Mas como existe uma substancial diferença entre exercer jornalismo e ser Jornalista, entre ser operário de um órgão de comunicação social (sobretudo estatal) e ser Jornalista, tal como exercer medicina e ser médico, continuamos a dizer que nesta profissão quem não vive para servir não serve para viver.

E é por isso que uma bitacaia no presidente do MPLA terá com certeza muito maior cobertura (ou até mesmo um livro sobre as Notícias do Palácio) do que o facto de Angola ter 20 milhões de pobres, ou de os angolanos serem gerados com fome, nasceram com fome e morrem pouco depois com… fome.

É por isso que os operários dos órgãos de comunicação, tal como quer quem manda na ERCA, lá estão para se servir, para servir os seus capatazes, e não para servir o público, para dar voz a quem a não tem.

Como disse Gay Talese, cabe ao jornalista procurar incessantemente a verdade e não se deixar pressionar pelo poder público ou por quem quer que seja. Não interessa se as opiniões são do Secretário-Geral da ONU, da Rainha de Inglaterra ou do “dono” de Angola, de seu nome João Lourenço.

Falar hoje da regra basilar do regime angolano (até prova em contrário todos somos… culpados) é algo que desagrada aos poderes políticos de Angola, os mesmos desde 11 de Novembro de 1975.

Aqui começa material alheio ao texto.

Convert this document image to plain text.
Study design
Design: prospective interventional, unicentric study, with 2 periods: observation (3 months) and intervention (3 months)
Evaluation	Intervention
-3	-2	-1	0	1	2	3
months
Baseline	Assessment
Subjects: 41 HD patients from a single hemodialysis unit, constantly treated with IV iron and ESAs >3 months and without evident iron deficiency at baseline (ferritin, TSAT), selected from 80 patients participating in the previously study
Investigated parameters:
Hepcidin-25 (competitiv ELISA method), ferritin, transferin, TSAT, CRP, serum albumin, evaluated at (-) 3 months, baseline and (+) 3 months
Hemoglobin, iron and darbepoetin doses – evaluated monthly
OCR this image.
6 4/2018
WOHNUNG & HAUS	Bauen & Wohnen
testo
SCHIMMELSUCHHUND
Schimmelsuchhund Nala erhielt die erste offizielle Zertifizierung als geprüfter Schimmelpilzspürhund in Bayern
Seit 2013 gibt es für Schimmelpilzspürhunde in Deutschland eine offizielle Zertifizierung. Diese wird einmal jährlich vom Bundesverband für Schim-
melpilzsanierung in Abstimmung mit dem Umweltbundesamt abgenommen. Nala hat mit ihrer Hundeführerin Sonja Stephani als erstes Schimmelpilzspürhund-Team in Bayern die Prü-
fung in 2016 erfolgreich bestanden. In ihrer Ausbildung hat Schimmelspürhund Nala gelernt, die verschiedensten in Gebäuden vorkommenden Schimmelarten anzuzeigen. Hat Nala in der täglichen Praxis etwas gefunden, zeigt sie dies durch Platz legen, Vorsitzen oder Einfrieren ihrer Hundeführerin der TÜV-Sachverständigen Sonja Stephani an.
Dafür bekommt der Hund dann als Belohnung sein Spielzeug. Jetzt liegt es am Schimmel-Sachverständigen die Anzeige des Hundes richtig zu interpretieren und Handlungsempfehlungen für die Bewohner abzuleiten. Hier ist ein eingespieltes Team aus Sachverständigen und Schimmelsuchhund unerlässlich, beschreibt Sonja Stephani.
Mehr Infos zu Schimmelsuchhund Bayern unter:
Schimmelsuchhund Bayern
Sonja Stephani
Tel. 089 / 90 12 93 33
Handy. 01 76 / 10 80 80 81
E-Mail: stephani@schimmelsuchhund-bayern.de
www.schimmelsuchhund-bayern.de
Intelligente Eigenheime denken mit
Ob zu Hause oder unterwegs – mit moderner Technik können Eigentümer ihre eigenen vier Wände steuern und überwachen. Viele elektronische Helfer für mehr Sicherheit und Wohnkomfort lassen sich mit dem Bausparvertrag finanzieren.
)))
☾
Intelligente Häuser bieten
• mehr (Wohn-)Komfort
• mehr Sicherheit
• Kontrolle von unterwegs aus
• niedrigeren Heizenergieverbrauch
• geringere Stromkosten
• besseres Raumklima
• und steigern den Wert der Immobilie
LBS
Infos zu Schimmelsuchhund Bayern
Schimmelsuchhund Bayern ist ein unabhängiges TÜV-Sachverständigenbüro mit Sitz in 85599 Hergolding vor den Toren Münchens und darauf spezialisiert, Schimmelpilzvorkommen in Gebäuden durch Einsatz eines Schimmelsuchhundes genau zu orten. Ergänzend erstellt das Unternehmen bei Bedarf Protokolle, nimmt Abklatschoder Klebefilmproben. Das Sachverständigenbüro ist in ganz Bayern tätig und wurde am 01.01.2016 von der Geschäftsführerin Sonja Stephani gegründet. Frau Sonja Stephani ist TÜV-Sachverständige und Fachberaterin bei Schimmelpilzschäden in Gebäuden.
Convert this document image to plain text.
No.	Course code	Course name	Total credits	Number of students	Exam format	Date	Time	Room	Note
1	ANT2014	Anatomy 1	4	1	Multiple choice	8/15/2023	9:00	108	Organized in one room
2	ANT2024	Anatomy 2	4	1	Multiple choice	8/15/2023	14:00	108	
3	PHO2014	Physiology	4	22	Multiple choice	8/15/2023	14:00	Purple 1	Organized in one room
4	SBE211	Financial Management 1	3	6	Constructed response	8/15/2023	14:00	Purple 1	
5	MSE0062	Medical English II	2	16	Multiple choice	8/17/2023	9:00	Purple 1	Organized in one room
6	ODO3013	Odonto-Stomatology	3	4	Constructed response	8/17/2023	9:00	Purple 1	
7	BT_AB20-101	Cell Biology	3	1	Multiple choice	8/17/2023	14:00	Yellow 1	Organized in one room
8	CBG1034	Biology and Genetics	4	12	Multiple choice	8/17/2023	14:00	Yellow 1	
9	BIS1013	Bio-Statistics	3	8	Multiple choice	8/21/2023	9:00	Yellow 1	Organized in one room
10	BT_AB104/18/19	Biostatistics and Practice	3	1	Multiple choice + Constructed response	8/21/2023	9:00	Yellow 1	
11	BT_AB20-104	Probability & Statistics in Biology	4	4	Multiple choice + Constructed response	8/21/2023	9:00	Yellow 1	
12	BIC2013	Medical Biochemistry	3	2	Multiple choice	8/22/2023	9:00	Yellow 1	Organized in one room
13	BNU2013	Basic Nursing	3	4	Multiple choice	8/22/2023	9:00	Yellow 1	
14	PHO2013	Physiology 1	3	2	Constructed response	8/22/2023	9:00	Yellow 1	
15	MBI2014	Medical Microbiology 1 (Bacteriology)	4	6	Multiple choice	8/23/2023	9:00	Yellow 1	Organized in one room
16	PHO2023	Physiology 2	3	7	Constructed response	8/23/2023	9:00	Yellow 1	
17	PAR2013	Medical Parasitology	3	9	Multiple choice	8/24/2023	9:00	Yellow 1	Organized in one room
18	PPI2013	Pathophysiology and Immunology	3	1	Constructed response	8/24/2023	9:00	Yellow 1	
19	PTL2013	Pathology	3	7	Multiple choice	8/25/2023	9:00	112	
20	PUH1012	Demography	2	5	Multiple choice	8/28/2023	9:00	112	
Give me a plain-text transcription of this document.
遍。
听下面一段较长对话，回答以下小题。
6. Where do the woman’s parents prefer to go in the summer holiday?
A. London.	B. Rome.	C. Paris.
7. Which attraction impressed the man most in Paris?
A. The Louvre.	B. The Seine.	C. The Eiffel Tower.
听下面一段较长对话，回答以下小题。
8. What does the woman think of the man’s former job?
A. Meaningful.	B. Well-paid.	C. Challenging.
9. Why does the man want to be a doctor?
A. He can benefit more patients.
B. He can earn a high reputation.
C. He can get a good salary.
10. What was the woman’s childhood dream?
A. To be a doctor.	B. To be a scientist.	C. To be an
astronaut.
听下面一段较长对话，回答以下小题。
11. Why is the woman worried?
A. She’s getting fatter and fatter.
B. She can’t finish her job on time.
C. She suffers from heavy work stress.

Em Angola, 46 anos depois, uma muito grande parte da comunicação social amplia a voz dos donos do poder, na circunstância o MPLA, esquecendo que a sua função básica é dar voz a quem a não tem, neste caso aos milhões que – pior do que no tempo colonial – continuam a receber “desdém, fuba podre, peixe podre, panos ruins, cinquenta angolares e porrada se refilarem”.